The yeast will reproduce and make alcohol and carbonation as long as they have food. The vodka will slow em down but you need to chill them or kill them, to stop the 3 F's
 
In order to kill the yeast, you will have a much higher alcohol level. Some yeasts are known to be able to live in an environment as high as 20% ABV. 5% is not a problem for any brewing yeast.

This means you will not be able to kill your yeast with alcohol if you want to have something that is not hard liqueur. But you can kill it with heat. I have read malt soda recipes where yeast is used to carbonate and the yeast is then killed by heating the bottles above 70*C in a water bath. This is called pasteurization. After 20-30min in the water bath, you can cool the bottles again and all the yeast should be dead.

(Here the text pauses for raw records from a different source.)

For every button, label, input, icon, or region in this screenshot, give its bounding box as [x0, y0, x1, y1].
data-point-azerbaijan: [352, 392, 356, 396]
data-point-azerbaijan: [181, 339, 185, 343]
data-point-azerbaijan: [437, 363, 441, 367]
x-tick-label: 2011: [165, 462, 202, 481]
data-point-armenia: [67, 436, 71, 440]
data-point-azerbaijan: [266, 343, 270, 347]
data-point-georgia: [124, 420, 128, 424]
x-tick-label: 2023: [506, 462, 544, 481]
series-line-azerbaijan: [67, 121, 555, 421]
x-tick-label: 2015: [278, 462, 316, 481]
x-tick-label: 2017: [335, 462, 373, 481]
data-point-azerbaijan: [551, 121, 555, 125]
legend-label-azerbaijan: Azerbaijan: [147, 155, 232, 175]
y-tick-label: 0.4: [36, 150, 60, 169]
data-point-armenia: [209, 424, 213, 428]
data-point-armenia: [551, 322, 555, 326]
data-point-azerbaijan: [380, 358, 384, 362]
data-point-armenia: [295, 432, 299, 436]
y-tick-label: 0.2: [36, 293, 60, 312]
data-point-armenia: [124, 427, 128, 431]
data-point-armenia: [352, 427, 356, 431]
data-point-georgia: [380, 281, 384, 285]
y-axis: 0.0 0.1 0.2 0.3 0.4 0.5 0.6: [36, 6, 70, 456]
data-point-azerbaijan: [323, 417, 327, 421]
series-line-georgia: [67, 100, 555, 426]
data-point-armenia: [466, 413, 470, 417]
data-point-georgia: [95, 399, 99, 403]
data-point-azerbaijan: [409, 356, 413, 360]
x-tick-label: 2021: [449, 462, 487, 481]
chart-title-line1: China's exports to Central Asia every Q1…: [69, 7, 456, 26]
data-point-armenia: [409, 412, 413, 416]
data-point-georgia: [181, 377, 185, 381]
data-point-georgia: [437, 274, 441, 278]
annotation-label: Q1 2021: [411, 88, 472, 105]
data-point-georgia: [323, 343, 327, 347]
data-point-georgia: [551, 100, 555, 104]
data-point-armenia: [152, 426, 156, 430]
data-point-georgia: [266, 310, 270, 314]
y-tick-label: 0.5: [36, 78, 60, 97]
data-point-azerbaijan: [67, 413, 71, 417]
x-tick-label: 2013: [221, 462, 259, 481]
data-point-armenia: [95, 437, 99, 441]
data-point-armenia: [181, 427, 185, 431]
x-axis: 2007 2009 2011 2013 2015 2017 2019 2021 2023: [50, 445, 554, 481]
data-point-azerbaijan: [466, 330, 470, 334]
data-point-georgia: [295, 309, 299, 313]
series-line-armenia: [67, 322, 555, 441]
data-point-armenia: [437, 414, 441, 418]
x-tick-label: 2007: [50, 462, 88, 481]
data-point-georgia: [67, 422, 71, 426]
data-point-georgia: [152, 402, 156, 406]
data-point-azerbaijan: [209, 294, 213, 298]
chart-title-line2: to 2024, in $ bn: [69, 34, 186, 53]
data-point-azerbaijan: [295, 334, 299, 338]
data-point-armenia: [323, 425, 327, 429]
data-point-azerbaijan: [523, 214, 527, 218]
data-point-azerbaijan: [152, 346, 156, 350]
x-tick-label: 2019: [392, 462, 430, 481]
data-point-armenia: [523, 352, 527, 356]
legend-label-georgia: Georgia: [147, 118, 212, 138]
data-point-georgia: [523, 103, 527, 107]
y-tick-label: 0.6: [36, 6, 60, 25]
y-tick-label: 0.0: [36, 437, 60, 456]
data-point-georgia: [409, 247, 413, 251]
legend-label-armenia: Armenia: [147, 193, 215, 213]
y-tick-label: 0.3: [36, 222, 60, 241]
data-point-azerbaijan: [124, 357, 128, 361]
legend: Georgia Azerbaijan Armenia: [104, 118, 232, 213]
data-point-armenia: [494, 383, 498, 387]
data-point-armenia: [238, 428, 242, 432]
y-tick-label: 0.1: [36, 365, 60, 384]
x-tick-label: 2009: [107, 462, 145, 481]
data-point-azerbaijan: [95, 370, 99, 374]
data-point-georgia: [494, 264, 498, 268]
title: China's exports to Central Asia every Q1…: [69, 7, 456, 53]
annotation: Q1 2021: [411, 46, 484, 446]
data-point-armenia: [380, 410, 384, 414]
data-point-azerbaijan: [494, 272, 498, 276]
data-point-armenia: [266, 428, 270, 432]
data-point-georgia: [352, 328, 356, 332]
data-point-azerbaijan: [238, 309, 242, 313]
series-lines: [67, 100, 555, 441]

Not killing the yeast when carbonating soda naturally calls for bottle bombs even when you put them in the fridge as yeast is still active at low temperatures. They just don't work very fast.

Kai
 
You can also kill the yeast using campden tablets, as long as you don't have problems with sulfites. Most ale yeasts will keep going up to 8-9% ABV, even though they will slow down.
 
First off, thanks for the replies. I thought of the pastuerization idea before...my concern is breaking the bottle there. Aside from trying to do some tricky pressure measurements, using some gas law equations, and figuring out the pressure bottles can handle....how safe is this? Has anyone actually pastuerized any carbonated liquid on here before? I can't imagine a beer bottle full of water and capped would be safe under those kind of temperatures. I could be wrong though...let me know
 
cdew4545 said:
Has anyone actually pastuerized any carbonated liquid on here before? I can't imagine a beer bottle full of water and capped would be safe under those kind of temperatures. I could be wrong though...let me know

I know that people have done it, but I haven't done it myself and would at least wear safety gogles when doing this.

What about investing into a kegging system and force carbonating the soda. Then you can dispense or bottle from the keg.

Kai
 
david_42 said:
You can also kill the yeast using campden tablets, as long as you don't have problems with sulfites. Most ale yeasts will keep going up to 8-9% ABV, even though they will slow down.

Opening up a bunch of capped bottled to add sulphites and then recapping sounds like a huge PITA to me.

I'd be a little nervous about heating the bottles, too, but it MIGHT be ok. Maybe you should use the plastic PET bottles to be safe.

-walker
 
Walker-san said:
Opening up a bunch of capped bottled to add sulphites and then recapping sounds like a huge PITA to me.

Not to mention the resulting gushing since the contents is alredy carbonated.